Namun demikian, penulis telah mencermati pula melalui pelbagai media massa, baik
cetak maupun elektronik, bahwa pada kenyataannya di samping formal legal justice
yang merupakan "legalitas" bagi kejaksaan untuk mengeksekusi Tibo Cs, juga masih
terdapat resistensi yang demikian besar dari berbagai elemen masyarakat terhadap
dilaksanakannya eksekusi pidana mati tersebut. Salah satunya adalah Forum
Solidaritas Kemanusiaan dan Keadilan Indonesia (FSK2I). Lembaga tersebut
menyatakan sikap menolak dengan tegas eksekusi terhadap Tibo Cs dan menuntut
agar kejaksaan mengindahkan norma-norma social justice serta fakta-fakta hukum
baru yang diajukan oleh Tibo Cs. (Harian Suara Karya, tanggal 8 April 2006) guna
mencari actur intelectualitis yang sesungguhnya terlibat dalam kerusuhan yang
bernuansa SARA bulan Mei tahun 2000 tersebut. Keyakinan masyarakat yang ada
selama ini adalah bahwa Tibo Cs. hanyalah merupakan actur fisicus dalam kasus
Poso yang belum dapat mengungkap keadaan dari kasus Poso yang sebenarnya.
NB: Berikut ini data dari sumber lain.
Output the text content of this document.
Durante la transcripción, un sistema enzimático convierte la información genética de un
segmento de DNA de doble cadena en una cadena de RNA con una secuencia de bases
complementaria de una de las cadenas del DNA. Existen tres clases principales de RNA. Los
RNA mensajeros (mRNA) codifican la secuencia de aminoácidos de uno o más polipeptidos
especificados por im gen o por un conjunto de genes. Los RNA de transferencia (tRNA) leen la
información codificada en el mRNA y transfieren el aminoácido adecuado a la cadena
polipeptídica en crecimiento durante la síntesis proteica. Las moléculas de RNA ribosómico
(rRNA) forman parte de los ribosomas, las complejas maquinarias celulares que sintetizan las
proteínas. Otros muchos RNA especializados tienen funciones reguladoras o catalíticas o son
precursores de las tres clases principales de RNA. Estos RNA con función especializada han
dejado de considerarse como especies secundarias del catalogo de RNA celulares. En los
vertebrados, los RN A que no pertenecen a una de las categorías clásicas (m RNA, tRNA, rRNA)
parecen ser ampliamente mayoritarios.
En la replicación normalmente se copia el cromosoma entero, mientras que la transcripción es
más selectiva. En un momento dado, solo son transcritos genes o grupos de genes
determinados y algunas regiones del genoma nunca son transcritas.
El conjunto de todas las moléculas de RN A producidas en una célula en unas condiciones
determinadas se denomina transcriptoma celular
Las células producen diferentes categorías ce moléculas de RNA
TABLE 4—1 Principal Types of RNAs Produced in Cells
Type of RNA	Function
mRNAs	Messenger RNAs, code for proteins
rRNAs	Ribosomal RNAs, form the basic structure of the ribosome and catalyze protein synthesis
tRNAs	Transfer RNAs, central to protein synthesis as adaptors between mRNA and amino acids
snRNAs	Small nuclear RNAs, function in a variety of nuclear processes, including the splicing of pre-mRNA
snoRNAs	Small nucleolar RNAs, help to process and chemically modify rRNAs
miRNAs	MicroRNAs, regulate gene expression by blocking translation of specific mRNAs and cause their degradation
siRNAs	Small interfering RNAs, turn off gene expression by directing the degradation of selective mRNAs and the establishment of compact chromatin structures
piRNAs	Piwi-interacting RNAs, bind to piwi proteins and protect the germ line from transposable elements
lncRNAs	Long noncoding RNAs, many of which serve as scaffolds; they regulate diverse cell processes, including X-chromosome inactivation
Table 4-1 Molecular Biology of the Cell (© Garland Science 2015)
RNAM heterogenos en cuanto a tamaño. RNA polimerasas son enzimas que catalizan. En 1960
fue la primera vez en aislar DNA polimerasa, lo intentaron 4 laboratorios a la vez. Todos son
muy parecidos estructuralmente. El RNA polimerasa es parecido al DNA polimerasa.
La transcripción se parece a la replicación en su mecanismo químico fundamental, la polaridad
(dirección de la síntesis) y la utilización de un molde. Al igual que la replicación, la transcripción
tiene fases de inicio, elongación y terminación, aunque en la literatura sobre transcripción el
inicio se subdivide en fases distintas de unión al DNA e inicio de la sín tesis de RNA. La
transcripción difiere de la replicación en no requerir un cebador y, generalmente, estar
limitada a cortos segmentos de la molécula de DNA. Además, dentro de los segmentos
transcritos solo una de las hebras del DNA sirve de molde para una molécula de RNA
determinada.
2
Prof. Mochtar Kusumaatmadja berpendapat bahwa "Hukum yang baik adalah hukum
yang mencerminkan nilai-nilai yang hidup dalam masyarakat.." Sementara Friedrich
Carel Von Savigny berpendapat "Hukum tidaklah dibuat melainkan ada dan tumbuh
bersama rakyat". Maka seluruh produk hukum yang ada maupun yang akan dibentuk
di masa mendatang seharusnya tidak boleh bertentangan dengan jiwa, pandangan
dan sikap bangsa Indonesia berdasarkan Pancasila dan UUD 1945.
Sebagaimana telah disampaikan di atas bahwa walaupun secara formal legal justice
pemerintah, dalam hal ini kejaksaan, berwenang untuk melakukan eksekusi pidana
mati terhadap Tibo Cs yang dianggap telah bersalah melakukan dalam kerusuhan
Poso beberapa tahun yang lalu, namun pada kenyataannya masih terdapat pula
tuntutan sebagian besar masyarakat (social justice) agar kejaksaan tidak
melakukannya.
Dengan demikian, seharusnya pemerintah mempertimbangkan dengan
sungguh-sungguh kehendak masyarakat yang menolak eksekusi pidana mati
terhadap Tibo Cs. Atau, barang kali para pemimpin di negeri ini masih harus banyak
belajar tentang rasa keadilan masyarakat (social justice) yang hakiki pada Pontius
Pilatus.***
Penulis adalah calon hakim pada Pengadilan Negeri Bogor.